Privacy Policy

Privacy Policy

Last updated: July 31, 2025

1. Data Controller

1.1. The controller of your personal data is:
Tomasz Piłat
Tax ID (NIP): 6621826403
Email: tommyecomkontakt@gmail.com

1.2. For any matters related to the processing of personal data or product safety, please contact us at tommyecomkontakt@gmail.com.

2. Purposes and Legal Basis for Processing

2.1. We process your personal data for the following purposes:

  • Order fulfillment, including sharing data with suppliers (Article 6(1)(b) GDPR – performance of a contract),

  • Handling inquiries, complaints, and product-related reports (Article 6(1)(f) GDPR – legitimate interest of the controller),

  • Sending newsletters, if you have given your consent (Article 6(1)(a) GDPR – consent),

  • Analyzing website traffic and optimizing the store’s performance (Article 6(1)(f) GDPR – legitimate interest of the controller),

  • Processing payments through external providers (Article 6(1)(b) GDPR – performance of a contract).

3. What Data Do We Collect?

3.1. Depending on your activity on our website, we may collect the following information:

  • First and last name,

  • Email address,

  • Delivery address,

  • Phone number,

  • Transaction data (processed by payment operators such as Stripe, PayPal, etc.).

3.2. We do not store payment card details — these are processed only by secure external payment operators in accordance with their own privacy policies.
3.3. Personal data (name, surname, delivery address) may be shared with external suppliers for order fulfillment. Customers are informed about this before placing an order.

4. Recipients of Personal Data

4.1. Your personal data may be shared with the following entities:

  • Product suppliers,

  • Courier and logistics companies,

  • Payment operators (e.g., Stripe, PayPal),

  • Website and e-commerce platform providers (e.g., Shopify, WooCommerce),

  • Analytics service providers (e.g., Google Analytics).

4.2. Each of these entities processes personal data in compliance with the GDPR and under appropriate data processing agreements.

5. Data Retention

5.1. We store your data for the following periods:

  • For the duration of order processing, returns, and complaints,

  • For the period required by law (e.g., 5 years for tax purposes),

  • For marketing purposes — until consent is withdrawn,

  • For product safety monitoring and incident management.

5.2. Analytical data are retained only as long as necessary to improve and optimize the store’s performance.

6. Your Rights

6.1. You have the right to:

  • Access your data (Article 15 GDPR),

  • Rectify your data (Article 16 GDPR),

  • Erase your data (“right to be forgotten”, Article 17 GDPR),

  • Restrict processing (Article 18 GDPR),

  • Data portability (Article 20 GDPR),

  • Object to processing (Article 21 GDPR),

  • Withdraw consent at any time (Article 7(3) GDPR).

6.2. To exercise your rights, please contact us at tommyecomkontakt@gmail.com.
6.3. You also have the right to lodge a complaint with the President of the Personal Data Protection Office (PUODO).

7. Cookies and Tracking Technologies

7.1. We use cookies for the following purposes:

  • Ensuring the correct operation of the website and store,

  • Analyzing traffic (e.g., via Google Analytics),

  • Personalizing content and advertisements.

7.2. You can manage cookie settings in your browser or directly on our website.

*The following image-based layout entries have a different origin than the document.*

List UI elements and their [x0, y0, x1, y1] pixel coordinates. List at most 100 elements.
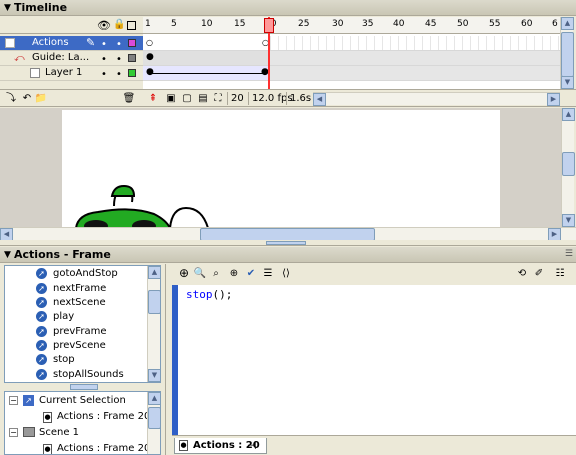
splitter-grip[interactable]: [266, 241, 306, 245]
stage-hscrollbar[interactable]: ◀ ▶: [0, 227, 576, 241]
toolbox-splitter-grip[interactable]: [70, 384, 98, 390]
car-character-graphic[interactable]: [62, 110, 500, 232]
actions-splitter[interactable]: [165, 264, 171, 455]
reference-icon[interactable]: ✐: [532, 267, 546, 280]
scroll-up-arrow-icon[interactable]: ▲: [148, 392, 160, 405]
layer-row-guide[interactable]: ⤺ Guide: La... • •: [0, 51, 143, 66]
find-icon[interactable]: 🔍: [193, 267, 207, 280]
visibility-dot[interactable]: •: [101, 54, 107, 65]
frame-ruler[interactable]: 1 5 10 15 20 25 30 35 40 45 50 55 60 6: [143, 17, 560, 34]
action-item-play[interactable]: ➚ play: [5, 310, 150, 324]
toolbox-vscrollbar[interactable]: ▲ ▼: [147, 266, 160, 382]
insert-folder-icon[interactable]: 📁: [34, 92, 48, 105]
action-item-nextframe[interactable]: ➚ nextFrame: [5, 282, 150, 296]
scroll-down-arrow-icon[interactable]: ▼: [562, 214, 575, 227]
panel-menu-icon[interactable]: ☷: [553, 267, 567, 280]
current-frame-field[interactable]: 20: [227, 92, 247, 105]
debug-options-icon[interactable]: ⟲: [515, 267, 529, 280]
lock-dot[interactable]: •: [116, 54, 122, 65]
action-label: stop: [53, 354, 75, 365]
layer-color-swatch[interactable]: [128, 54, 136, 62]
timeline-panel-header[interactable]: ▼ Timeline: [0, 0, 576, 16]
visibility-dot[interactable]: •: [101, 39, 107, 50]
layer-name[interactable]: Actions: [32, 37, 69, 48]
layer-color-swatch[interactable]: [128, 69, 136, 77]
scroll-thumb[interactable]: [561, 32, 574, 77]
keyframe-icon[interactable]: ●: [146, 67, 154, 77]
onion-skin-icon[interactable]: ▣: [164, 92, 178, 105]
layer-name[interactable]: Layer 1: [45, 67, 82, 78]
pin-script-icon[interactable]: ⊣: [247, 439, 257, 452]
script-navigator: − ↗ Current Selection ● Actions : Frame …: [4, 391, 161, 455]
layer-row-actions[interactable]: Actions ✎ • •: [0, 36, 143, 51]
check-syntax-icon[interactable]: ✔: [244, 267, 258, 280]
panel-options-icon[interactable]: ☰: [565, 249, 573, 259]
ruler-label: 5: [171, 19, 177, 29]
navigator-vscrollbar[interactable]: ▲: [147, 392, 160, 454]
timeline-vscrollbar[interactable]: ▲ ▼: [560, 17, 574, 89]
scroll-thumb[interactable]: [562, 152, 575, 176]
auto-format-icon[interactable]: ☰: [261, 267, 275, 280]
action-item-nextscene[interactable]: ➚ nextScene: [5, 296, 150, 310]
action-icon: ➚: [36, 369, 47, 380]
timeline-hscrollbar[interactable]: ◀ ▶: [313, 92, 560, 106]
action-item-prevscene[interactable]: ➚ prevScene: [5, 339, 150, 353]
playhead-handle[interactable]: [264, 18, 274, 33]
scroll-left-arrow-icon[interactable]: ◀: [313, 93, 326, 106]
add-motion-guide-icon[interactable]: ↶: [20, 92, 34, 105]
action-item-stop[interactable]: ➚ stop: [5, 353, 150, 367]
outline-icon[interactable]: [127, 21, 136, 30]
lock-icon[interactable]: 🔒: [113, 19, 125, 30]
keyframe-icon[interactable]: ●: [146, 52, 154, 62]
actions-panel-header[interactable]: ▼ Actions - Frame ☰: [0, 247, 576, 263]
scroll-right-arrow-icon[interactable]: ▶: [547, 93, 560, 106]
frame-icon: ●: [43, 444, 52, 454]
lock-dot[interactable]: •: [116, 39, 122, 50]
frame-row-guide[interactable]: ●: [143, 51, 560, 66]
modify-onion-markers-icon[interactable]: ⛶: [211, 92, 225, 105]
delete-layer-icon[interactable]: 🗑: [122, 92, 136, 105]
frame-row-actions[interactable]: ○ ○: [143, 36, 560, 51]
action-item-gotoandstop[interactable]: ➚ gotoAndStop: [5, 267, 150, 281]
replace-icon[interactable]: ⌕: [209, 267, 223, 280]
scroll-up-arrow-icon[interactable]: ▲: [562, 108, 575, 121]
timeline-frames-grid[interactable]: 1 5 10 15 20 25 30 35 40 45 50 55 60 6 ○…: [143, 17, 560, 89]
scroll-down-arrow-icon[interactable]: ▼: [148, 369, 160, 382]
scroll-thumb[interactable]: [148, 407, 160, 429]
eye-icon[interactable]: 👁: [97, 19, 111, 32]
center-frame-icon[interactable]: ⇞: [146, 92, 160, 105]
code-line[interactable]: stop();: [186, 288, 232, 301]
frame-span: [143, 36, 269, 50]
add-item-icon[interactable]: ⊕: [177, 267, 191, 280]
stage-canvas[interactable]: [62, 110, 500, 232]
scroll-up-arrow-icon[interactable]: ▲: [148, 266, 160, 279]
action-item-prevframe[interactable]: ➚ prevFrame: [5, 325, 150, 339]
lock-dot[interactable]: •: [116, 69, 122, 80]
panel-splitter[interactable]: [0, 240, 576, 246]
actions-toolbox: ➚ gotoAndStop ➚ nextFrame ➚ nextScene ➚ …: [4, 265, 161, 383]
collapse-box-icon[interactable]: −: [9, 396, 18, 405]
insert-layer-icon[interactable]: ⤵: [4, 92, 18, 105]
empty-keyframe-icon[interactable]: ○: [146, 38, 153, 47]
onion-skin-outlines-icon[interactable]: ▢: [180, 92, 194, 105]
action-item-stopallsounds[interactable]: ➚ stopAllSounds: [5, 368, 150, 382]
layer-name[interactable]: Guide: La...: [32, 52, 89, 63]
scroll-thumb[interactable]: [148, 290, 160, 314]
edit-multiple-frames-icon[interactable]: ▤: [196, 92, 210, 105]
visibility-dot[interactable]: •: [101, 69, 107, 80]
script-editor[interactable]: stop();: [172, 285, 576, 435]
stage-vscrollbar[interactable]: ▲ ▼: [561, 108, 575, 228]
layer-header-row: 👁 🔒: [0, 17, 143, 34]
ruler-label: 40: [393, 19, 405, 29]
scroll-down-arrow-icon[interactable]: ▼: [561, 76, 574, 89]
scroll-up-arrow-icon[interactable]: ▲: [561, 17, 574, 30]
layer-row-layer1[interactable]: Layer 1 • •: [0, 66, 143, 81]
frame-row-layer1[interactable]: ● ●: [143, 66, 560, 81]
target-path-icon[interactable]: ⊕: [227, 267, 241, 280]
code-hint-icon[interactable]: ⟨⟩: [279, 267, 293, 280]
collapse-triangle-icon[interactable]: ▼: [4, 3, 11, 13]
action-icon: ➚: [36, 326, 47, 337]
layer-color-swatch[interactable]: [128, 39, 136, 47]
collapse-box-icon[interactable]: −: [9, 428, 18, 437]
collapse-triangle-icon[interactable]: ▼: [4, 250, 11, 260]
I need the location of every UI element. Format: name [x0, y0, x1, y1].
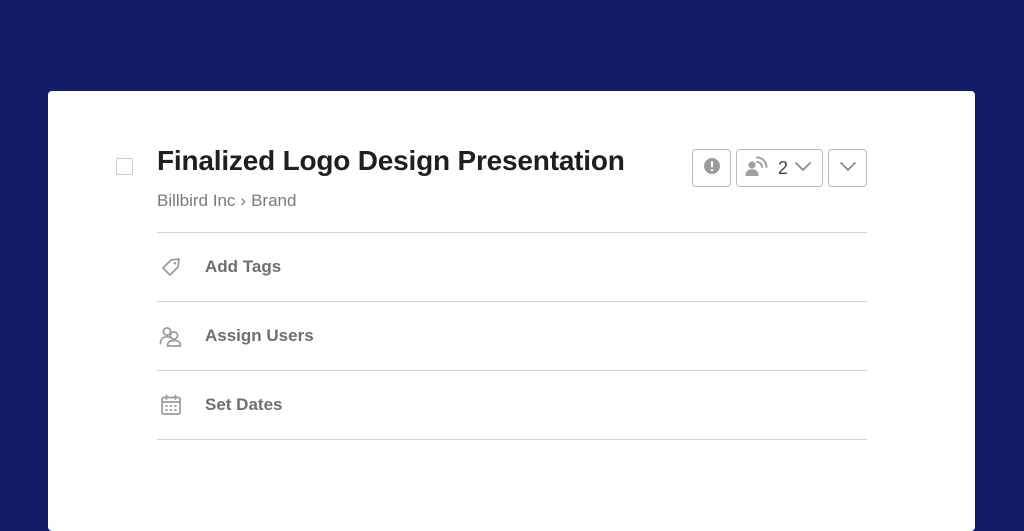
task-properties-list: Add Tags Assign Users Set Dates: [157, 232, 867, 440]
calendar-icon: [158, 392, 184, 418]
priority-button[interactable]: [692, 149, 731, 187]
set-dates-label: Set Dates: [205, 395, 283, 414]
followers-count: 2: [778, 157, 789, 178]
add-tags-row[interactable]: Add Tags: [157, 232, 867, 301]
tag-icon: [158, 254, 184, 280]
breadcrumb-section[interactable]: Brand: [251, 191, 296, 210]
task-complete-checkbox[interactable]: [116, 158, 133, 175]
breadcrumb-separator: ›: [240, 191, 247, 210]
followers-button[interactable]: 2: [736, 149, 823, 187]
users-icon: [158, 323, 184, 349]
more-options-button[interactable]: [828, 149, 867, 187]
chevron-down-icon: [839, 159, 857, 177]
task-title[interactable]: Finalized Logo Design Presentation: [157, 145, 625, 177]
assign-users-row[interactable]: Assign Users: [157, 301, 867, 370]
assign-users-label: Assign Users: [205, 326, 314, 345]
exclamation-circle-icon: [703, 157, 721, 180]
add-tags-label: Add Tags: [205, 257, 282, 276]
set-dates-row[interactable]: Set Dates: [157, 370, 867, 440]
breadcrumb: Billbird Inc › Brand: [157, 191, 296, 211]
follower-signal-icon: [745, 155, 769, 182]
breadcrumb-project[interactable]: Billbird Inc: [157, 191, 235, 210]
task-card: Finalized Logo Design Presentation Billb…: [48, 91, 975, 531]
chevron-down-icon: [794, 159, 812, 177]
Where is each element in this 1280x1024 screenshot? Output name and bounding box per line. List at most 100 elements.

8. Data Transfers Outside the EEA

8.1. Due to the use of international service providers (e.g., Shopify, Google), your data may be transferred outside the European Economic Area (EEA) — for example, to Canada or the United States.
8.2. These providers implement appropriate safeguards in accordance with the GDPR, such as Standard Contractual Clauses (SCCs).

9. Product Safety

9.1. We process certain personal data to monitor product safety and manage potential recall procedures.
9.2. Any safety-related reports should be sent to tommyecomkontakt@gmail.com — we respond within 24 hours.
9.3. In the event of a product recall, customers will be notified via email and provided with detailed return instructions.

10. VAT and Customs Formalities

10.1. The customer acts as the importer of goods and is responsible for any customs or VAT-related procedures unless stated otherwise (e.g., when the IOSS system applies).
10.2. Information about applicable fees and taxes is displayed before placing an order (e.g., in the shopping cart).

11. Changes to This Privacy Policy

11.1. We reserve the right to update this Privacy Policy. The current version is always available on our website and takes effect immediately upon publication.